Not a single executive has been charged — even though some charges against the company are criminal. Glaxo’s current CEO came on board after all this happened. Glaxo has agreed to reclaim the bonuses of any executives who engaged in or supervised illegal behavior, but the company hasn’t officially admitted to any wrongdoing – and without legal charges against any of executive it’s impossible to know whether Glaxo will follow through.

The Glaxo case is the latest and biggest in a series of Justice Department prosecutions of Big Pharma for illegal marketing prescription drugs. In May, Abbott Laboratories settled for $1.6 billion over its wrongful marketing of an antipsychotic. And an agreement with Johnson & Johnson is said to be imminent over its marketing of another antipsychotic, which could result in a fine of as much as $2 billion.

The Department says the prosecutions are well worth the effort. By one estimate it’s recovered more than $15 for every $1 it’s spent.

But what’s the point if the fines are small relative to the profits, if the wrong people are feeling the financial pinch, and if no executive is held accountable?

The only way to get big companies like these to change their behavior is to make the individuals responsible feel the heat.

An even more basic issue is why the advertising and marketing of prescription drugs is allowed at all, when consumers can’t buy them and shouldn’t be influencing doctor’s decisions anyway.
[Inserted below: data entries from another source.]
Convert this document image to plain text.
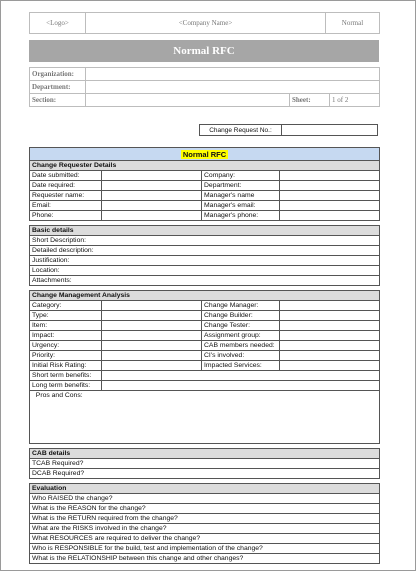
<Logo>	<Company Name>	Normal
Normal RFC
Organization:			
Department:			
Section:		Sheet:	1 of 2
Change Request No.:	
Normal RFC			
Change Requester Details			
Date submitted:		Company:	
Date required:		Department:	
Requester name:		Manager's name	
Email:		Manager's email:	
Phone:		Manager's phone:	

Basic details			
Short Description:			
Detailed description:			
Justification:			
Location:			
Attachments:			

Change Management Analysis			
Category:		Change Manager:	
Type:		Change Builder:	
Item:		Change Tester:	
Impact:		Assignment group:	
Urgency:		CAB members needed:	
Priority:		CI's involved:	
Initial Risk Rating:		Impacted Services:	
Short term benefits:			
Long term benefits:			
Pros and Cons:			

CAB details			
TCAB Required?			
DCAB Required?			

Evaluation			
Who RAISED the change?			
What is the REASON for the change?			
What is the RETURN required from the change?			
What are the RISKS involved in the change?			
What RESOURCES are required to deliver the change?			
Who is RESPONSIBLE for the build, test and implementation of the change?			
What is the RELATIONSHIP between this change and other changes?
Before 1997, the Food and Drug Administration banned such advertising on TV and radio. That ban should be resurrected.

Finally, there’s no good reason why doctors should be allowed to accept any perks at all from companies whose drugs they write prescriptions for. It’s an inherent conflict of interest. Codes of ethics that are supposed to limit such gifts obviously don’t work. All perks should be banned, and doctors that accept them should be subject to potential loss of their license to practice.